Reference from Coast to Coast - U.S. Death RecordsBy Jan Bissett and Margi Heinen, Published on June 14, 2000
Bankruptcy bounders, scofflaws, potential heirs. Sometimes we're asked to do a specific type of skip tracing: confirming someone's death. Death records are local or State public records, often referred to as vital records. Where might one start? Several possibilities exist depending upon the information and time on hand.
One of the easiest places to check is the Social Security Death Index. The SSDI provides information (name, county, State and address where benefits were last received) about persons with Social Security numbers whose deaths have been reported to the Social Security Administration. Available on several genealogy websites such as Ancestry.com and also available on Lexis-Nexis® and Westlaw®; the coverage varies - most records cover 1962 to the present, although some records exist from 1937 forward.

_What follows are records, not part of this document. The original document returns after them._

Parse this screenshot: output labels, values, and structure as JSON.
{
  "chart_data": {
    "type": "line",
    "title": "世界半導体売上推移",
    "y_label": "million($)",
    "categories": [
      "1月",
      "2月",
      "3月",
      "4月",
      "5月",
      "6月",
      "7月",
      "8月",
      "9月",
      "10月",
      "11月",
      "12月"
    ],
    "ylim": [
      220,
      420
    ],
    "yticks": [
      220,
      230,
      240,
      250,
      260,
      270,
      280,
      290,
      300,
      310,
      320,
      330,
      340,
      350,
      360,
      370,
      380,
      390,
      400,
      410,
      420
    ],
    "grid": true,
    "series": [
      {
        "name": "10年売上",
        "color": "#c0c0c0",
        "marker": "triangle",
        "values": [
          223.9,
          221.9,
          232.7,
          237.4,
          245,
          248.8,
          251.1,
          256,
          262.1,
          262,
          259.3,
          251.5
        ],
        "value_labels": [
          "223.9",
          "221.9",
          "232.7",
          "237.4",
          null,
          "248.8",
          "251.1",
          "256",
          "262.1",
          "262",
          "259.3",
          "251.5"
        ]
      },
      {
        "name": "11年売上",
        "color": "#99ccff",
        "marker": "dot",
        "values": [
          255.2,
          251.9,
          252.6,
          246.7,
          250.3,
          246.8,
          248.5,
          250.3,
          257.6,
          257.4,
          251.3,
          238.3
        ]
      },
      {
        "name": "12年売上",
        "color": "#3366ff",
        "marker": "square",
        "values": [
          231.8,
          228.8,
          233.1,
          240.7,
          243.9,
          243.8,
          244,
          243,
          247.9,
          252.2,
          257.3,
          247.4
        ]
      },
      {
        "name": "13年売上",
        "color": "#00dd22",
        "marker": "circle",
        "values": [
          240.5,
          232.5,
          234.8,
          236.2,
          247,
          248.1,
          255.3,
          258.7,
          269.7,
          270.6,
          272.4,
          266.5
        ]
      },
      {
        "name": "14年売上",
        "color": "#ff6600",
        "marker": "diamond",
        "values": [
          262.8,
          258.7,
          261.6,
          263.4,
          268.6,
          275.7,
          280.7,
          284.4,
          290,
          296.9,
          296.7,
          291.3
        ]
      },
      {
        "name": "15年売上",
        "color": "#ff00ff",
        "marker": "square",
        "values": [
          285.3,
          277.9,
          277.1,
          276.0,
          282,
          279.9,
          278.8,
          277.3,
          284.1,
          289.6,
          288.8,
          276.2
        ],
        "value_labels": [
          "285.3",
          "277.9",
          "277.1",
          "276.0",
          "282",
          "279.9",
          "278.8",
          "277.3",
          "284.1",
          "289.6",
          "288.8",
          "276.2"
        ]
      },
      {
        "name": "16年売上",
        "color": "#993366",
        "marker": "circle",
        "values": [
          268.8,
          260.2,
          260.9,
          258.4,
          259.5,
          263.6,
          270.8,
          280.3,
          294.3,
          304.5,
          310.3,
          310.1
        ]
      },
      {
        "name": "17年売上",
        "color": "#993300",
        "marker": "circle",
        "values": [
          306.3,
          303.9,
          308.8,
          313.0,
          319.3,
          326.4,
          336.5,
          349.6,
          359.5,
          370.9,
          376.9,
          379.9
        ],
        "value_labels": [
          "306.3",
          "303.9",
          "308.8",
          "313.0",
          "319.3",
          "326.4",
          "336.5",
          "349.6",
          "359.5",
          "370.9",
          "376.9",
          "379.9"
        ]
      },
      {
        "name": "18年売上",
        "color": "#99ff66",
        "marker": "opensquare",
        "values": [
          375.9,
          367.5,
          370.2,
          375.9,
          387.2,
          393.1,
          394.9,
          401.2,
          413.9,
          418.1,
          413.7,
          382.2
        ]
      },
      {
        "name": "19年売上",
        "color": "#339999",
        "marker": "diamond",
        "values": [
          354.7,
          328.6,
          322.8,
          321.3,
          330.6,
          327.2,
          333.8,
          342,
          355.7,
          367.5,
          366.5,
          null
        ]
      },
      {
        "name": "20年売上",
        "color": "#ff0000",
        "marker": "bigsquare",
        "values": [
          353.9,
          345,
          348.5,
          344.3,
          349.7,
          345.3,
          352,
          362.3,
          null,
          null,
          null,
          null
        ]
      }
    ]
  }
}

If the death is too recent or unreported to the Social Security Administration, you may have to contact the State or locality in which the death occurred. Contacts are listed in Vital Records Information and the CDC's Where to Write for Vital Records. You may also want to check to see if a particular State's records are available electronically. For example, death records from Connecticut, Georgia and Kentucky are available on lexis.com. Historical death records may also be available via genealogy or state sponsored indexing project websites.
What if you've checked the SSDI with no luck and have no idea where the death may have occurred? Obituaries may provide you with a date and locale. Obituaries may appear in the decedent's hometown newspaper regardless of the place of death. Check with the public library for any specific local sources - such as the Public Libraries of Saginaw [Michigan] Obituaries Index to the Saginaw News. Many newspapers have their own websites that can be searched individually or as a group, often for free or without a subscription. Westlaw® offers OBITPAGE containing obituaries and death notices from Dow Jones Interactive.
Public records vendors such as KnowX.com
also provide death records information for a fee. There are many skip
tracing/person locator vendors competing for death records dollars: National
Credit Information Network, People
of America.com, PeopleFind.com
are a few of these services. So buyer be warned - read web pages carefully
and if necessary, call the vendor to determine if their service provides a
more in-depth search than one you can do yourself at low or no cost.